Every day a new recipe or two from HFG pops up in my Facebook feed and I’ll grab anything that looks doable with basic i.e. inexpensive ingredients…meals that can either be frozen and/or that will last over a couple of days are popular at the moment…

What You Need

  • 1 tablespoon canola oil
  • 1 large onion, finely diced
  • 2 cloves garlic, peeled, chopped (I’m used garlic that has been crushed and frozen for simplicity and ease of use + I’m lazy)
  • 1 tablespoon grated fresh ginger (I dice up the onion, ginger and (if fresh) the garlic using my every handy Tupperware Terminator – see below)
  • 400g lean lamb or beef mince
  • 2 teaspoons curry powder
  • 2 teaspoons garam masala
  • 1/2 teaspoon chilli powder
  • 1/2 teaspoon ground cloves (the recipe says whole cloves which I have but hate picking them out later on)
  • 1/2 teaspoon ground cinnamon
  • 2 bay leaves
  • 3-4 whole cardamoms, crushed (optional) I just used a teaspoon of cardamon powder because I have a bottle of it that will most likely not get used otherwise.
  • 1 cup long-grain or basmati rice
  • 400g can chopped tomatoes in juice
  • 2 cups liquid chicken stock
  • salt and pepper, to taste
  • toasted slivered almonds and currants
  • chopped fresh coriander (optional)
The Tupperware Terminator

The Tupperware Terminator

What you do

Heat the oil in a large non-stick frying pan. Add the onion, ginger and garlic. Cook until onion begins to brown.

Stir in the mince and break up any lumps. Cook, stirring frequently, until mince has lost its pink colour.

Add the spices and cook for 1-2 more minutes before adding the rice, tomatoes in their juice and stock. Bring the mixture to the boil and then reduce the heat to a gentle simmer. Cover and cook, stirring occasionally, until rice is tender. I find that, at a slow heat, this takes about 30-40 minutes. If it starts to dry out, just add some more water.
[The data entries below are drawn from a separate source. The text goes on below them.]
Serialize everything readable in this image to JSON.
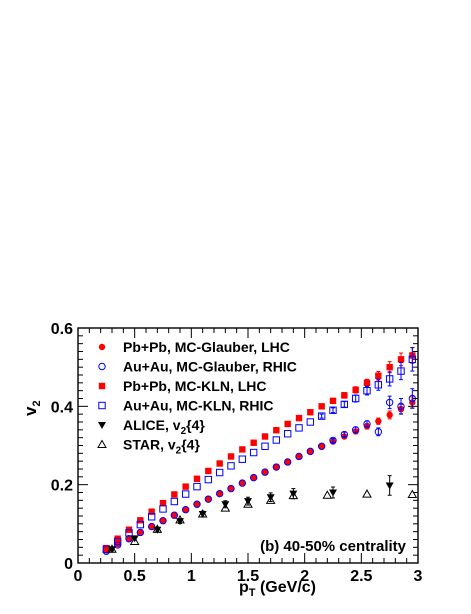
{
  "chart_data": {
    "type": "scatter",
    "xlabel": "p",
    "xlabel_sub": "T",
    "xlabel_unit": " (GeV/c)",
    "ylabel": "v",
    "ylabel_sub": "2",
    "xlim": [
      0,
      3
    ],
    "ylim": [
      0,
      0.6
    ],
    "x_ticks": [
      "0",
      "0.5",
      "1",
      "1.5",
      "2",
      "2.5",
      "3"
    ],
    "y_ticks": [
      "0",
      "0.2",
      "0.4",
      "0.6"
    ],
    "annotation": "(b) 40-50% centrality",
    "legend_placement": "top-left",
    "series": [
      {
        "name": "Pb+Pb, MC-Glauber, LHC",
        "label_main": "Pb+Pb, MC-Glauber, LHC",
        "label_sub": "",
        "label_tail": "",
        "marker": "circle-filled",
        "color": "#ff0000",
        "x": [
          0.25,
          0.35,
          0.45,
          0.55,
          0.65,
          0.75,
          0.85,
          0.95,
          1.05,
          1.15,
          1.25,
          1.35,
          1.45,
          1.55,
          1.65,
          1.75,
          1.85,
          1.95,
          2.05,
          2.15,
          2.25,
          2.35,
          2.45,
          2.55,
          2.65,
          2.75,
          2.85,
          2.95
        ],
        "y": [
          0.032,
          0.048,
          0.063,
          0.079,
          0.094,
          0.108,
          0.122,
          0.136,
          0.15,
          0.164,
          0.178,
          0.191,
          0.205,
          0.218,
          0.232,
          0.245,
          0.258,
          0.271,
          0.285,
          0.297,
          0.31,
          0.323,
          0.336,
          0.349,
          0.362,
          0.378,
          0.393,
          0.41
        ],
        "err": [
          0,
          0,
          0,
          0,
          0,
          0,
          0,
          0,
          0,
          0,
          0,
          0,
          0,
          0,
          0,
          0,
          0,
          0,
          0,
          0,
          0,
          0.005,
          0.006,
          0.007,
          0.008,
          0.01,
          0.012,
          0.014
        ]
      },
      {
        "name": "Au+Au, MC-Glauber, RHIC",
        "label_main": "Au+Au, MC-Glauber, RHIC",
        "label_sub": "",
        "label_tail": "",
        "marker": "circle-open",
        "color": "#0000ff",
        "x": [
          0.25,
          0.35,
          0.45,
          0.55,
          0.65,
          0.75,
          0.85,
          0.95,
          1.05,
          1.15,
          1.25,
          1.35,
          1.45,
          1.55,
          1.65,
          1.75,
          1.85,
          1.95,
          2.05,
          2.15,
          2.25,
          2.35,
          2.45,
          2.55,
          2.65,
          2.75,
          2.85,
          2.95
        ],
        "y": [
          0.03,
          0.046,
          0.062,
          0.078,
          0.093,
          0.108,
          0.122,
          0.136,
          0.15,
          0.163,
          0.177,
          0.19,
          0.204,
          0.218,
          0.232,
          0.245,
          0.258,
          0.272,
          0.285,
          0.298,
          0.313,
          0.328,
          0.34,
          0.355,
          0.335,
          0.41,
          0.4,
          0.42
        ],
        "err": [
          0,
          0,
          0,
          0,
          0,
          0,
          0,
          0,
          0,
          0,
          0,
          0,
          0,
          0,
          0,
          0,
          0,
          0,
          0,
          0,
          0.005,
          0.006,
          0.007,
          0.008,
          0.01,
          0.016,
          0.02,
          0.025
        ]
      },
      {
        "name": "Pb+Pb, MC-KLN, LHC",
        "label_main": "Pb+Pb, MC-KLN, LHC",
        "label_sub": "",
        "label_tail": "",
        "marker": "square-filled",
        "color": "#ff0000",
        "x": [
          0.25,
          0.35,
          0.45,
          0.55,
          0.65,
          0.75,
          0.85,
          0.95,
          1.05,
          1.15,
          1.25,
          1.35,
          1.45,
          1.55,
          1.65,
          1.75,
          1.85,
          1.95,
          2.05,
          2.15,
          2.25,
          2.35,
          2.45,
          2.55,
          2.65,
          2.75,
          2.85,
          2.95
        ],
        "y": [
          0.038,
          0.062,
          0.085,
          0.109,
          0.131,
          0.153,
          0.175,
          0.195,
          0.215,
          0.235,
          0.254,
          0.272,
          0.29,
          0.307,
          0.323,
          0.339,
          0.355,
          0.37,
          0.385,
          0.4,
          0.414,
          0.428,
          0.442,
          0.46,
          0.478,
          0.5,
          0.52,
          0.53
        ],
        "err": [
          0,
          0,
          0,
          0,
          0,
          0,
          0,
          0,
          0,
          0,
          0,
          0,
          0,
          0,
          0,
          0,
          0,
          0.004,
          0.005,
          0.005,
          0.006,
          0.007,
          0.008,
          0.009,
          0.011,
          0.014,
          0.016,
          0.02
        ]
      },
      {
        "name": "Au+Au, MC-KLN, RHIC",
        "label_main": "Au+Au, MC-KLN, RHIC",
        "label_sub": "",
        "label_tail": "",
        "marker": "square-open",
        "color": "#0000ff",
        "x": [
          0.25,
          0.35,
          0.45,
          0.55,
          0.65,
          0.75,
          0.85,
          0.95,
          1.05,
          1.15,
          1.25,
          1.35,
          1.45,
          1.55,
          1.65,
          1.75,
          1.85,
          1.95,
          2.05,
          2.15,
          2.25,
          2.35,
          2.45,
          2.55,
          2.65,
          2.75,
          2.85,
          2.95
        ],
        "y": [
          0.035,
          0.055,
          0.077,
          0.098,
          0.118,
          0.138,
          0.157,
          0.176,
          0.195,
          0.213,
          0.231,
          0.248,
          0.265,
          0.282,
          0.298,
          0.314,
          0.33,
          0.345,
          0.36,
          0.375,
          0.39,
          0.405,
          0.42,
          0.44,
          0.455,
          0.47,
          0.49,
          0.52
        ],
        "err": [
          0,
          0,
          0,
          0,
          0,
          0,
          0,
          0,
          0,
          0,
          0,
          0,
          0,
          0,
          0,
          0,
          0,
          0,
          0,
          0.005,
          0.006,
          0.007,
          0.009,
          0.011,
          0.014,
          0.018,
          0.022,
          0.03
        ]
      },
      {
        "name": "ALICE, v2{4}",
        "label_main": "ALICE, v",
        "label_sub": "2",
        "label_tail": "{4}",
        "marker": "triangle-down-filled",
        "color": "#000000",
        "x": [
          0.3,
          0.5,
          0.7,
          0.9,
          1.1,
          1.3,
          1.5,
          1.7,
          1.9,
          2.25,
          2.75
        ],
        "y": [
          0.035,
          0.063,
          0.085,
          0.107,
          0.125,
          0.15,
          0.158,
          0.168,
          0.177,
          0.18,
          0.198
        ],
        "err": [
          0.004,
          0.004,
          0.005,
          0.006,
          0.007,
          0.009,
          0.01,
          0.011,
          0.013,
          0.014,
          0.025
        ]
      },
      {
        "name": "STAR, v2{4}",
        "label_main": "STAR, v",
        "label_sub": "2",
        "label_tail": "{4}",
        "marker": "triangle-up-open",
        "color": "#000000",
        "x": [
          0.3,
          0.5,
          0.7,
          0.9,
          1.1,
          1.3,
          1.5,
          1.7,
          1.9,
          2.2,
          2.55,
          2.95
        ],
        "y": [
          0.035,
          0.055,
          0.086,
          0.11,
          0.125,
          0.14,
          0.15,
          0.16,
          0.172,
          0.173,
          0.176,
          0.175
        ],
        "err": [
          0,
          0,
          0,
          0,
          0,
          0,
          0,
          0,
          0,
          0,
          0,
          0
        ]
      }
    ]
  }
}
Season with salt and pepper then serve. Garnish with a sprinkling of almonds, currants and coriander (if using).

I’ve made this a few times since discovering the recipe in March but until last night it seems to have avoided both camera and blog. It doesn’t take a lot of time or effort to prepare and is another uber-flexible recipe that you can tweak depending on what you might have available in the fridge.

Having successfully experimented with a  vegetarian version of the Going Nutty With Rice recipe, I thought I might try the same with this one. Looking to provide dinner for the next 3-4 nights I also increased the quantities to make the same quantity as that nutty recipe. The change I made were to substitute the following from the original recipe above:

  • 400g lean lamb or beef mince became two diced carrots, a diced stick of celery, a diced up chuck of cauliflower (about a cup) and a cup of frozen peas.
  • 2 teaspoons curry powder was increased to three teaspoons.
  • 2 teaspoons garam masala was increased to three teaspoons.
  • 1/2 teaspoon chilli powder was increased to a  full teaspoon.
  • 1/2 teaspoon cloves was increased to a  full teaspoon.
  • 1/2 teaspoon ground cinnamon was increased to a  full teaspoon.
  • 1 teaspoon of cardamon powder. I kept this the same but probably should have increased it to 1 1/2 teaspoons.
  • 1 cup long-grain or basmati rice became 1 1/2 cups.
  • 2 cups liquid chicken stock became three cups. This was enough stock for flavour but I had to add two extra cups of water before the rice was cooked properly. I actually used Maggi Green Herb stock powder as I found that I was out of chicken stock.

I was very happy with the result although for dining in polite company I might look at reducing the curry and chili powder by about a third so that they match the proportional increase in the size of the recipe i.e. the 50% increase in the rice and stock.